Sementara mungkin tidak terlalu provokatif dalam dan dari dirinya sendiri, konsepsi ini budaya mengarah ke kololari beberapa yang lebih kontroversial. Salah satu, misalnya, adalah kesadaran bahwa kebudayaan adalah dengan tidak berarti eksklusif untuk masyarakat manusia. Spesies lain dari organisme memiliki kelompok sosial yang pelabuhan koleksi sosial mengirimkan informasi-dan bukan hanya kera besar atau dekat filogenetik kerabat (untuk contoh baru-baru ini di seluruh kerajaan hewan, lihat Dugatkin 2000, untuk diskusi budaya simpanse, yang secara khusus meyakinkan , lihat Wrangham et al. 1994).
 Jika diinginkan, seseorang dapat menambahkan kualifikasi dengan definisi budaya untuk membuatnya lebih spesifik dan terbatas. Salah satu yang datang langsung ke pikiran adalah untuk membatasi "budaya" ke subset dari informasi yang disampaikan sosial yang juga secara simbolis dikodekan (yaitu, dikodekan dalam penanda sewenang-wenang berasal dengan makna khusus). Meskipun aku sekutu orang tidak keberatan untuk menambahkan kualifikasi ini dan juga bisa diadopsi dalam diskusi untuk mengikuti, saya lebih memilih definisi ekumenis budaya yang memungkinkan model dan teori-teori untuk diuji "terhadap berbagai tantangan empiris.
Sebuah konsekuensi kedua definisi tersebut di atas adalah salah satu yang jelas bahwa budaya adalah milik kelompok sosial organisme. Hal ini memunculkan pertanyaan impor semut praktis: Apa yang kita ambil untuk menjadi kelompok sosial yang relevan, dan bagaimana kita menetapkan batas-batas dan keanggotaan? Di satu sisi, definisi, tetap kategoris sehubungan dengan populasi manusia akan risiko perangkap esensialis, menciptakan kesan bahwa setiap
"Kelompok ethnolinguistic," misalnya, memiliki tersendiri, characte dengan ilusi palsu bahwa ada satu budaya seragam umum untuk orang-orang yang berbicara bahasa tertentu, misalnya, atau yang menempati bagian
icular geografis atau wilayah politik. Pada ekstrem yang lain, jika satu orang bersikeras bahwa kelompok yang relevan harus memiliki arus benar-benar halus dan teratur penularan sosial dalam diri mereka, maka satu sumur bisa berakhir dengan kelompok-kelompok kecil dari dua atau tiga orang, yang juga akan memimpin tempat.
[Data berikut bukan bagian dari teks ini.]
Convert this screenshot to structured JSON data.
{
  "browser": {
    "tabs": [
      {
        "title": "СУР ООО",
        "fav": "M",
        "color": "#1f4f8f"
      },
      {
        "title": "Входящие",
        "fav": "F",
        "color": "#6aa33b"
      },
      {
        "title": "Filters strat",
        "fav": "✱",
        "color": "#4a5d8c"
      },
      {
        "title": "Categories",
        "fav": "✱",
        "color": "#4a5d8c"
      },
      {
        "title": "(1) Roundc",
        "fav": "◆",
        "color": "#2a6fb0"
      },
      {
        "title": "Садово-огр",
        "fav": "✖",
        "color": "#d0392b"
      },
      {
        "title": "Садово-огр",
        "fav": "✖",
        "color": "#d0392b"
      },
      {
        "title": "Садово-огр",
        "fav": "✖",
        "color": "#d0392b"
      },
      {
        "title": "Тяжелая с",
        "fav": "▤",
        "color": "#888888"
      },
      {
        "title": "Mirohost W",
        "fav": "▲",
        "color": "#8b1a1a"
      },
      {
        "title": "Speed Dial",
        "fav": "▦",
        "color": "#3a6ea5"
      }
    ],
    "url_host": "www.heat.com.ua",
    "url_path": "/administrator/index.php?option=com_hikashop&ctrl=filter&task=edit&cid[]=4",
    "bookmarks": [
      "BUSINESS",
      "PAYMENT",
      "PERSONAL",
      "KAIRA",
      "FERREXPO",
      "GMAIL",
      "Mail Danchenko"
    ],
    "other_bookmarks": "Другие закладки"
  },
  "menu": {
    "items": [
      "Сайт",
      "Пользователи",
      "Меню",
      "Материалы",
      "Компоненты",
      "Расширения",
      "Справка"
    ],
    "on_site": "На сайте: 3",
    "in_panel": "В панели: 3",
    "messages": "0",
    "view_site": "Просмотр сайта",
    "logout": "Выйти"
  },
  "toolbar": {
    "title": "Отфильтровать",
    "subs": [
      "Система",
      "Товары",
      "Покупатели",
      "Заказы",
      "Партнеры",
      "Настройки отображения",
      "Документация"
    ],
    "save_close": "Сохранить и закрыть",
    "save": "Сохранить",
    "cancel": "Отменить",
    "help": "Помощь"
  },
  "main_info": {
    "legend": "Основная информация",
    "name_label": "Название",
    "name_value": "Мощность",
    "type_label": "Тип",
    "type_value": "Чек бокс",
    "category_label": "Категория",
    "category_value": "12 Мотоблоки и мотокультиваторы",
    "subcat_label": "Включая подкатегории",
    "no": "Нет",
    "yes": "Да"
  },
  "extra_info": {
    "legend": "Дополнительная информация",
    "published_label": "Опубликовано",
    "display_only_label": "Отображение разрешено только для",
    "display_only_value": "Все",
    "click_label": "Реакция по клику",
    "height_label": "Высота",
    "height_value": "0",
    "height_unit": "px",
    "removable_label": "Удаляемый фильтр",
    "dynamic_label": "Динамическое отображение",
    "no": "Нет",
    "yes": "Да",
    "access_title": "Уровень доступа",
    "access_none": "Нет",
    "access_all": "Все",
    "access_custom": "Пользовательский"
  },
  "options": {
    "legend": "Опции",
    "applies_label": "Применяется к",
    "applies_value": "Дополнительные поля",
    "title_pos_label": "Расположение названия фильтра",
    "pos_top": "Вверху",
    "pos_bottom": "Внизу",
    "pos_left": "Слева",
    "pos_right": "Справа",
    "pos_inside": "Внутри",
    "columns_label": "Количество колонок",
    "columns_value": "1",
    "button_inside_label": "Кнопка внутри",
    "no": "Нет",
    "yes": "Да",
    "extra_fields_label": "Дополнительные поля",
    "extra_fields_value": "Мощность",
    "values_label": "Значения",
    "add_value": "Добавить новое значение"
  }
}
Masalah terkait menyangkut struktur sosial dalam masyarakat yang bersangkutan. Semua terlalu sering, seperti Yusuf Fracchia dan Richard C. Lewontin (1999:
69) dan saya (Durham] 991:. Ell 4) telah menekankan, hubungan kekuasaan dan
ketidaksetaraan belum sepenuhnya terintegrasi ke dalam upaya membangun model populational budaya. Pertanyaannya adalah bagaimana untuk menghindari apa istilah mantan "hilangnya sosial" dalam model populational, bukti empiris terutama mengingat bahwa asimetri kekuasaan telah mendalam penting dalam membentuk sistem budaya yang ada. Bagaimana kita bisa merumuskan model populasi tanpa secara bersamaan "melarutkan" struktur sosial? Jawaban atas pertanyaan-pertanyaan penting memerlukan menggambar batas-batas di sekitar kelompok sosial. Sebagai aturan umum, batas-batas mungkin menguji diambil pada hambatan relatif terhadap transmisi sosial untuk informasi budaya spesifik di bawah studi: hambatan alam (sungai, danau, pegunungan, dll), hambatan bahasa, hambatan sosial (yang mungkin datang dengan berbagai bentuk ketimpangan, seperti kelas atau kasta), dan sejenisnya. Batas demikian akan bergantung pada masalah yang diteliti. Keuntungan prosedur tersebut adalah bahwa populasi yang relevan (s) dapat dan harus mencerminkan "jalur patahan" utama sociai ketidaksetaraan, termasuk ras, kelas, kasta, jenis kelamin, usia, dan sebagainya. Sebuah masyarakat yang besar dan heterogen sehingga dapat dibagi lagi menjadi relevan "kelompok referensi" di mana individu memiliki kendala sosial budaya yang sama dan opportnnlties (lihat Durham 1991). Prosedur ini, bersama-sama dengan konsep Pengenaan dibahas kemudian, pergi jauh ke arah mewakili struktur sosial dalam model populational budaya.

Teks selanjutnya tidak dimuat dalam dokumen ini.